Evaluating the effectiveness of oral language interventions in children with neurodevelopmental disorders: a systematic review and meta-analysis

Evaluating the effectiveness of oral language interventions in children with neurodevelopmental disorders: a systematic review and meta-analysis

First Author: Enrica Donolato -- Department of Special Needs Education, Oslo (Norway)
Additional authors/chairs: 
Enrico Toffalini; Anders Nordahl-Hansen; Courtenay Frazier Norbury; Arne Lervåg; Monica Melby-Lervag
Keywords: Oral Language, Intervention studies, Meta-analysis, Developmental Disabilities, evidence-based practice
Abstract / Summary: 

Purpose: Oral language problems are a common feature across neurodevelopmental disorders, although such disorders have genetic or multifactorial etiologies.
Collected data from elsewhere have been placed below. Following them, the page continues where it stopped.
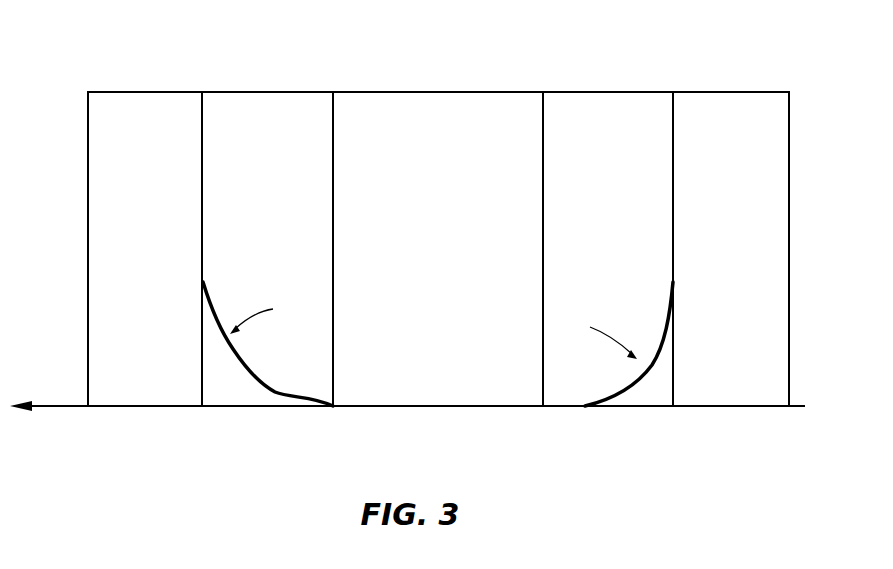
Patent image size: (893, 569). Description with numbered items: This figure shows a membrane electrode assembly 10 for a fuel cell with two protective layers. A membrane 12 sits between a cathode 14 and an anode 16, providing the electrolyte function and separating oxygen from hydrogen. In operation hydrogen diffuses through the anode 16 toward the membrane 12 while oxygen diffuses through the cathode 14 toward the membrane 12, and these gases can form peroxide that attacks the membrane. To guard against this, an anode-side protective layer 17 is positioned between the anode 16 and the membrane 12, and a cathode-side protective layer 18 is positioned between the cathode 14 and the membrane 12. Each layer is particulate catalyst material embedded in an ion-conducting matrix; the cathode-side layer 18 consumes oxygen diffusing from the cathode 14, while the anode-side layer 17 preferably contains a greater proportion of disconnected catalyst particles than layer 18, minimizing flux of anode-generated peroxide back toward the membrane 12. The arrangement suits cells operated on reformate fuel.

The membrane electrode assembly 10 is at (693, 69).
The membrane 12 is at (473, 399).
The cathode 14 is at (740, 399).
The anode 16 is at (124, 398).
The anode-side protective layer 17 is at (247, 398).
The cathode-side protective layer 18 is at (566, 398).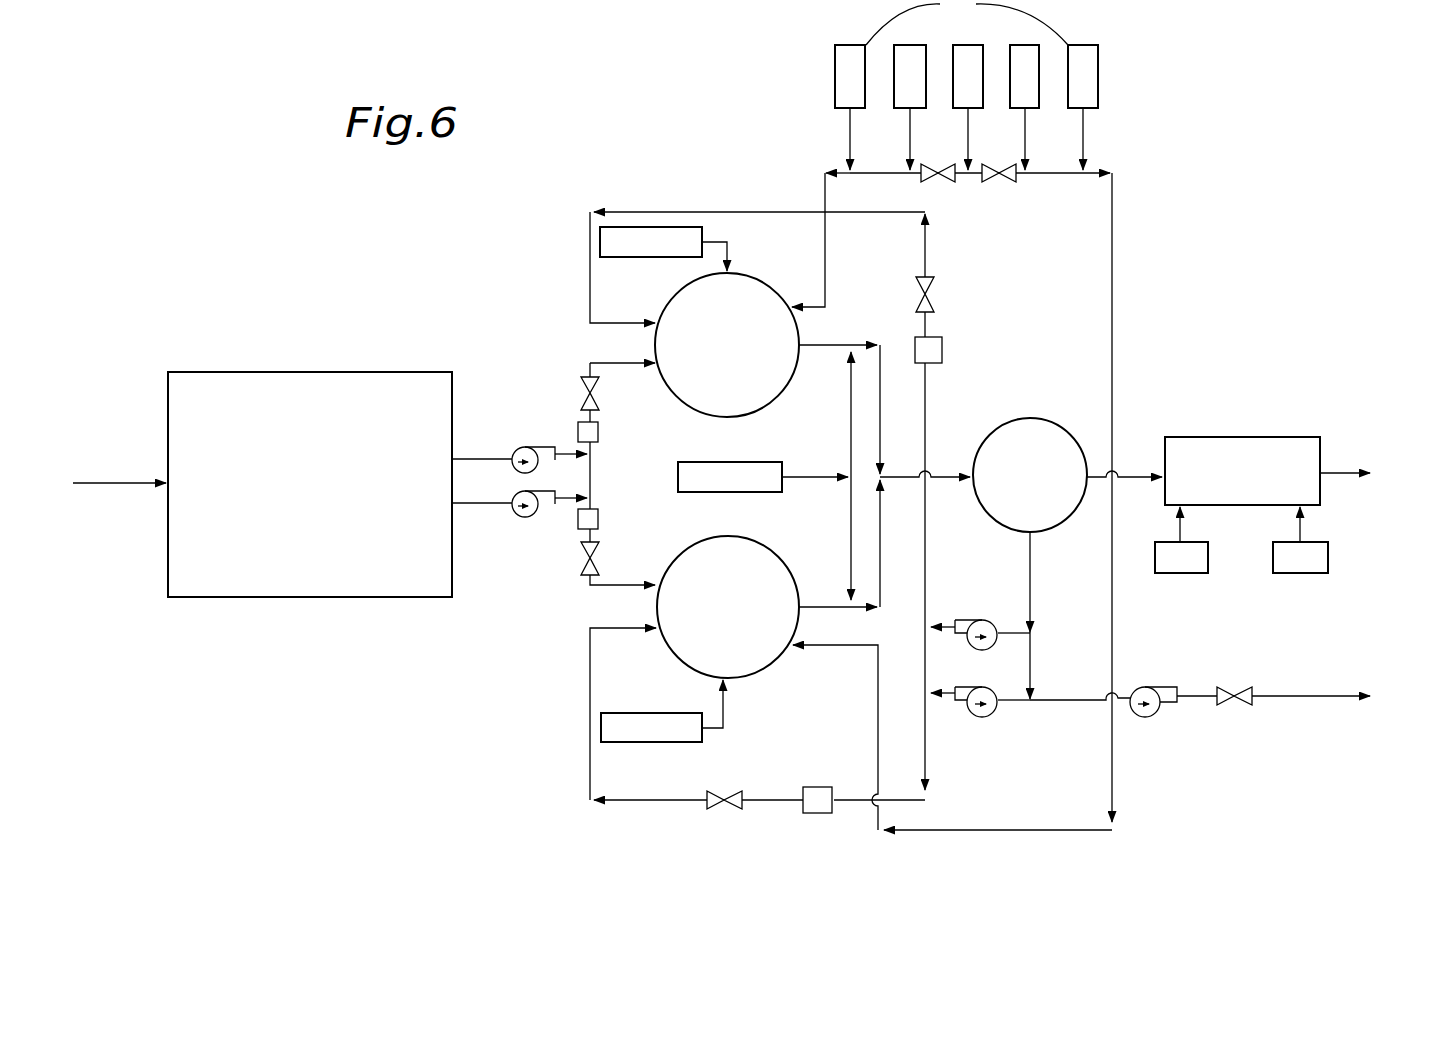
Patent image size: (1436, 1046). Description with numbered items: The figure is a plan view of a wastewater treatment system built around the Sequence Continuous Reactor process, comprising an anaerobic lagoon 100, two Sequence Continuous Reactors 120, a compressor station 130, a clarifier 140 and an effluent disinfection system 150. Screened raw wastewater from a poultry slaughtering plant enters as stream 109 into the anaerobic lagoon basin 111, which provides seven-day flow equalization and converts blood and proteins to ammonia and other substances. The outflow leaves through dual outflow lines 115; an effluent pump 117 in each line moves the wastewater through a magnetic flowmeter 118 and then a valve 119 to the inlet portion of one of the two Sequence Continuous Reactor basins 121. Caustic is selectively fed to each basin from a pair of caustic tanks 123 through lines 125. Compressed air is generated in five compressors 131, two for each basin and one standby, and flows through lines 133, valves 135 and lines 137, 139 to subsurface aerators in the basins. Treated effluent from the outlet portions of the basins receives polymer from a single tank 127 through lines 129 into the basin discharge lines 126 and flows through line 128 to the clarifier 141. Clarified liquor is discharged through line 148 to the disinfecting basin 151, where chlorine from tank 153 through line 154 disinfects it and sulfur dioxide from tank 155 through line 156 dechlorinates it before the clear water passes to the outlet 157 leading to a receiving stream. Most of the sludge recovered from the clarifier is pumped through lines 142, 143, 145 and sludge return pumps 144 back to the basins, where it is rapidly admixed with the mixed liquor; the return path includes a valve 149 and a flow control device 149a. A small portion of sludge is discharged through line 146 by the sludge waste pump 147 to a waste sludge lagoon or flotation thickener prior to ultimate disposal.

The anaerobic lagoon 100 is at (272, 360).
The stream 109 is at (113, 483).
The anaerobic lagoon basin 111 is at (388, 372).
The dual outflow lines 115 is at (488, 462).
The effluent pump 117 is at (532, 447).
The magnetic flowmeter 118 is at (598, 432).
The valve 119 is at (594, 385).
The Sequence Continuous Reactors 120 is at (716, 200).
The Sequence Continuous Reactor basin 121 is at (762, 280).
The caustic tank 123 is at (645, 258).
The caustic feed line 125 is at (729, 252).
The basin discharge line 126 is at (885, 442).
The polymer tank 127 is at (735, 460).
The clarifier feed line 128 is at (940, 475).
The polymer feed line 129 is at (850, 440).
The compressor station 130 is at (1032, 218).
The compressor 131 is at (1228, 437).
The air line 133 is at (853, 142).
The air valve 135 is at (1002, 182).
The air supply line 137 is at (825, 200).
The air supply line 139 is at (1113, 318).
The clarifier 140 is at (1045, 420).
The clarifier 141 is at (1017, 530).
The sludge line 142 is at (1032, 598).
The sludge line 143 is at (1010, 637).
The sludge return pump 144 is at (975, 650).
The sludge return line 145 is at (928, 258).
The waste sludge line 146 is at (1295, 695).
The sludge waste pump 147 is at (1152, 687).
The clarified liquor line 148 is at (1135, 476).
The valve 149 is at (936, 290).
The flow control device 149a is at (943, 345).
The effluent disinfection system 150 is at (1242, 443).
The disinfecting basin 151 is at (1272, 424).
The chlorine tank 153 is at (1178, 573).
The chlorine feed line 154 is at (1181, 522).
The sulfur dioxide tank 155 is at (1312, 573).
The sulfur dioxide feed line 156 is at (1299, 520).
The treated effluent outlet 157 is at (1342, 472).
Thus, children with intellectual disability, language disorder, autism spectrum disorder, Down syndrome, Williams syndrome, and Fragile X syndrome could benefit from interventions targeting oral language skills both to sustain their communication abilities and to strengthen their development of cognitive and social abilities. Here we aim to assess the effectiveness and conditions of effectiveness of oral language interventions in these populations.
Method: The present meta-analysis is registered at the Campbell Systematic Reviews (Nordahl‐Hansen, Donolato, Lervåg, Norbury, & Melby‐Lervåg, 2019). The literature search was conducted in several databases including the Cochrane and the Campbell Library, MEDLINE, PsycINFO, EBSCO, ProQuest Dissertations and Theses. Following the inclusion and exclusion criteria defined in the protocol, 53 studies have been identified.
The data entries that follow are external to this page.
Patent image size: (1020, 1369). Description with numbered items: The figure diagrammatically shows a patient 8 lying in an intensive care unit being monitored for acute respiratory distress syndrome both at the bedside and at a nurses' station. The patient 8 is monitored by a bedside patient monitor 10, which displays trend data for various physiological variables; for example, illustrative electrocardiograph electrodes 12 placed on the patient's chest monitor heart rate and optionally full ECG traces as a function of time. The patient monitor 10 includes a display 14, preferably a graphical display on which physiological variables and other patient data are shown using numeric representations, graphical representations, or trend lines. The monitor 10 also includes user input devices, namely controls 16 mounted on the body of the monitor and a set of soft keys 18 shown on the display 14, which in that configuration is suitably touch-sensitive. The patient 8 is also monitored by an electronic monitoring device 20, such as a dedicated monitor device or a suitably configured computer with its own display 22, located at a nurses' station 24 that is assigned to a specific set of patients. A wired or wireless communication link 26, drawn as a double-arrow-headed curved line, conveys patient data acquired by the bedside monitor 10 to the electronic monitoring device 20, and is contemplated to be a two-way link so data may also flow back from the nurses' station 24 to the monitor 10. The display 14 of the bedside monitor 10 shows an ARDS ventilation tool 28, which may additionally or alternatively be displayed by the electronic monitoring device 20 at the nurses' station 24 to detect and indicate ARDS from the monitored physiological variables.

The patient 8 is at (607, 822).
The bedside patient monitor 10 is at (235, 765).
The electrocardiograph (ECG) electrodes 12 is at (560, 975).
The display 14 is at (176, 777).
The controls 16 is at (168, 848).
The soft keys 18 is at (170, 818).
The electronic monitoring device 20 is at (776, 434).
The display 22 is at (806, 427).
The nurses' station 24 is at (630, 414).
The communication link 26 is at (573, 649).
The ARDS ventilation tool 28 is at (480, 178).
Results: The coding phase is still ongoing; once completed, the analysis will be performed (in due time for the conference). We will analyze the mean effect size, and consider several moderators, including the training dosage, the setting in which the intervention was delivered, the delivery agents, and the intervention design. Children age and diagnosis, and components of oral language (i.e., vocabulary, grammar, and semantic language), will be assessed as relevant factors that can influence the response to the treatment.
Conclusions: This study will give an evidence overview of what is effective and what still needs further focus. This will aid both researchers and clinicians to direct further efforts in investigating this topic and how to provide high-quality clinical interventions.